Directors Michael Uys and Lexy Lovell, inspired by Thomas Minehan's Boy and Girl Tramps, wrote to a variety of retiree publications, looking for former rail kids. The response was sensational. Out of more than 3,000 respondents, they assembled a cast of 10 colorful old-timers, male and female, willing to tell their stories on camera.

Most of them came from working-class homes in the oblivion of small-town America. But John Fawcett, the son of a well-to-do ophthalmologist, also took off looking for adventure. In some way or another, each one, particularly Fawcett, came to be politicized in a deeply personal way by their experience.

Cynics no doubt will smell the white liberal rat of the PBS-NPR axis scurrying through the film's message: Unfettered capitalism caused a lot of grief, and were it not for FDR's New Deal, the grief would have hurt a lot more. A bleeding-heart ode to the welfare state, no? Yet, what if the stock market of 1997, recently very skittish, went down for the long count? Where's the safety net? Bill Clinton is no FDR and all the fine folks living in gated communities are certainly not going to break out stepladders to help hobos in tattered Brooks Brothers suits scale the fences to get at a free hot dinner on the sun deck or a soak in the hot tub. The Depression exposed the social Darwinism inherent in capitalism's rigged pyramid structure. Today we strut around, right on the apex, due for a free fall. Heaven forbid if the fickle hand of fate, baiting us with delusions of perpetual prosperity, were to give America a shove.

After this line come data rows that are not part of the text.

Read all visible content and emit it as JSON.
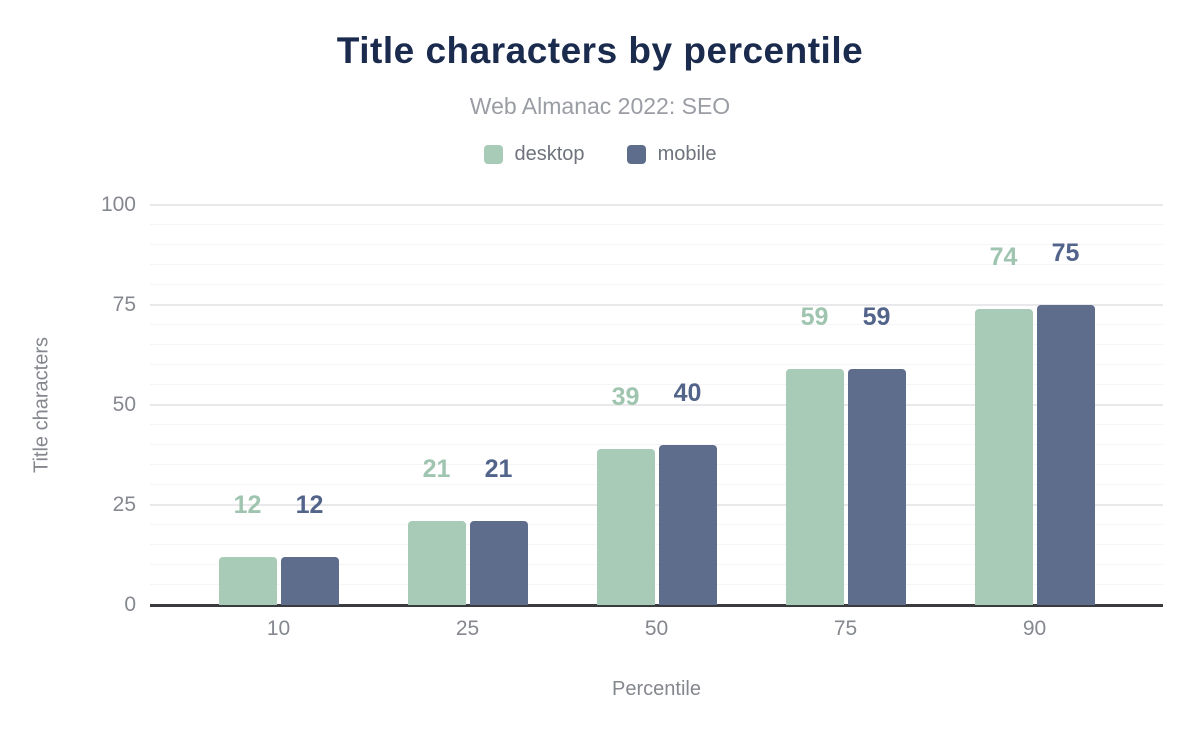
{
  "header": {
    "title": "Title characters by percentile",
    "subtitle": "Web Almanac 2022: SEO"
  },
  "chart_data": {
    "type": "bar",
    "title": "Title characters by percentile",
    "subtitle": "Web Almanac 2022: SEO",
    "categories": [
      "10",
      "25",
      "50",
      "75",
      "90"
    ],
    "series": [
      {
        "name": "desktop",
        "values": [
          12,
          21,
          39,
          59,
          74
        ],
        "color": "#a8cbb8",
        "label_color": "#9fc4af"
      },
      {
        "name": "mobile",
        "values": [
          12,
          21,
          40,
          59,
          75
        ],
        "color": "#5e6d8c",
        "label_color": "#53648a"
      }
    ],
    "xlabel": "Percentile",
    "ylabel": "Title characters",
    "ylim": [
      0,
      100
    ],
    "yticks": [
      0,
      25,
      50,
      75,
      100
    ],
    "minor_step": 5,
    "grid": true,
    "legend_position": "top",
    "annotations": "value labels above each bar"
  },
  "colors": {
    "title": "#1b2b4d",
    "subtitle": "#9a9da4",
    "axis_text": "#85888f",
    "baseline": "#3a3b3f",
    "grid_major": "#e9e9ec",
    "grid_minor": "#f5f5f7",
    "background": "#ffffff"
  }
}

Eventually the rail kids put down roots. The drive to do something with their lives gnawed at them, even in those days when there was nothing for them to do. Only a spry old bird named Guitar Whitey revisited the rail yard. At 72, he dabbles in a gentleman vagrancy, using his summer vacations to tour America alfresco.

For all the participants, however, the sense of freedom they fondly remember has always been tempered with the realization that the mystery train would never reach a promised land.

Living in hobo jungles filled with dodgy characters and scavenging in trash cans took the romance out of the rails quickly. They settled into average American lives, working hard at jobs they never would or could take for granted. The voice of experience, that lonely rattle of a midnight freight, warned them against it. The same eyes that sparkle often well with tears, remembering the hardships.

So whatever socially activist perspective the film has comes not from the filmmakers, but from informants who know exactly what desperation sounds like. Good thing they tell us, so that we too will know when the train's a-comin'.